Can adversity drive innovation?

Value Realisation
Mar 27 , 2020
| Greg Spencer


What has become clear in the last few days is that things that we had previously though was impossible, are actually happening. Who would have thought 10 days ago that Australia would shut down its international boarders and seek to significantly restrict movements between states. The new normal for the world is the basis for innovation – consider what you though you knew to be a fact, it is often just a constraint of thinking. But how does this affect technology planning and strategy?

When we look at the short term we are often finding that assumptions around response planning has been unable to predict the impacts of this crisis. Digital supply chains are failing and we are needing to revisit the assumptions made for our existing plans. Directions by IT for staff to go down to Officeworks to pick up a screen and keyboard for your new work from home environment are being replaced with come to the office and take your monitor home as staff report that the shelves are bare at suppliers. Hotspot your laptop to your work mobile has been replaced with order a NBN service as network congestions hits mobile networks. Record highs reported by telco’s for voice traffic is changing our assumption about the role voice services play in these scenarios.

In the medium term we need to understand how the new work practices are changing assumptions that we made about collaboration and collaborative systems. We are seeing that the requirements of systems that supported face to face meetings are quite different from those that replace face to face activity. Systems that provide effective video collaboration between two people are not the same as those that can support effective communication between 15 people. Slack, Webex, Teams and Zoom may have previously looked like they were all solving similar problems, are being proven to be different on a regular basis.

Where some cloud providers have been able to keep ahead of the growth curve, others have not. When your scenario planning has now fallen down on assumptions that have proved inaccurate, it is vital to quickly identify the problem, and make a decision to remediate. The challenge is to make sure that these decision are based on knowledge and fact, rather than pivoting away from a poorly performing service to a completely failing one. Independent and experienced advice is key.
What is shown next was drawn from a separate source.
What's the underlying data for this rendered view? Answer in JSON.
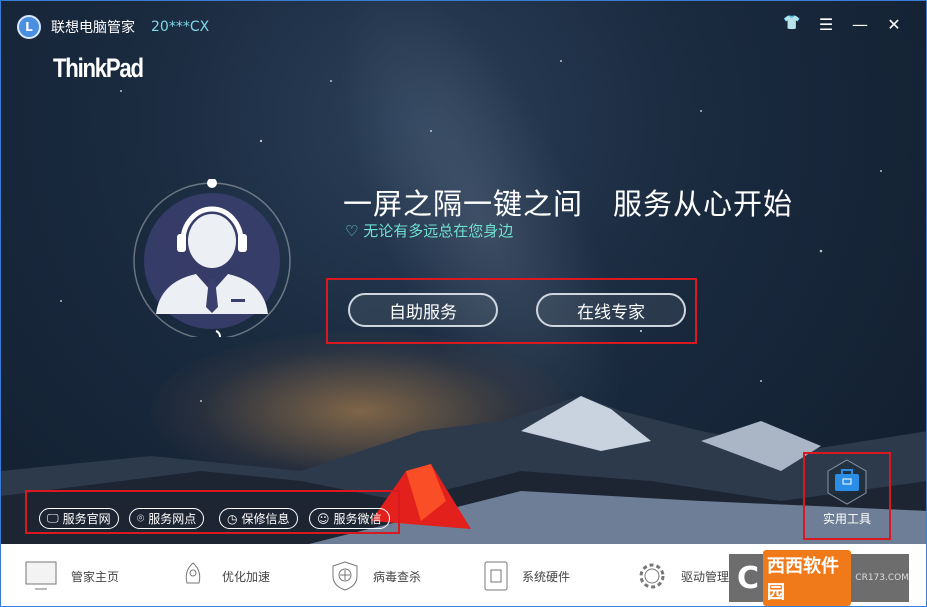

In the longer term it is all about understanding and preparing for the pressure of the recovery. Every year we see the subtle lift in business spirits on the break of spring, but the up turn from this recovery will be enormous. The pressure to delivery solutions at speed will be greater than we have experienced before and a disproportionate amount of this load will fall on the shoulders of your IT systems, infrastructure and capability. Decision support systems, data analysis and visualisation tools and massive changes to global supply chains and work practices will drive monumental change in core business systems. Poor advice by technologist due to inexperience of conflicted interests will deliver project and system failure. This has always cost businesses disproportionately to the expected implementation costs – add pressure, short time frames and lack of understanding and knowledge and we can reasonably expect some monumental stuff ups. Planning is essential, IT excellence is by design, not by accident.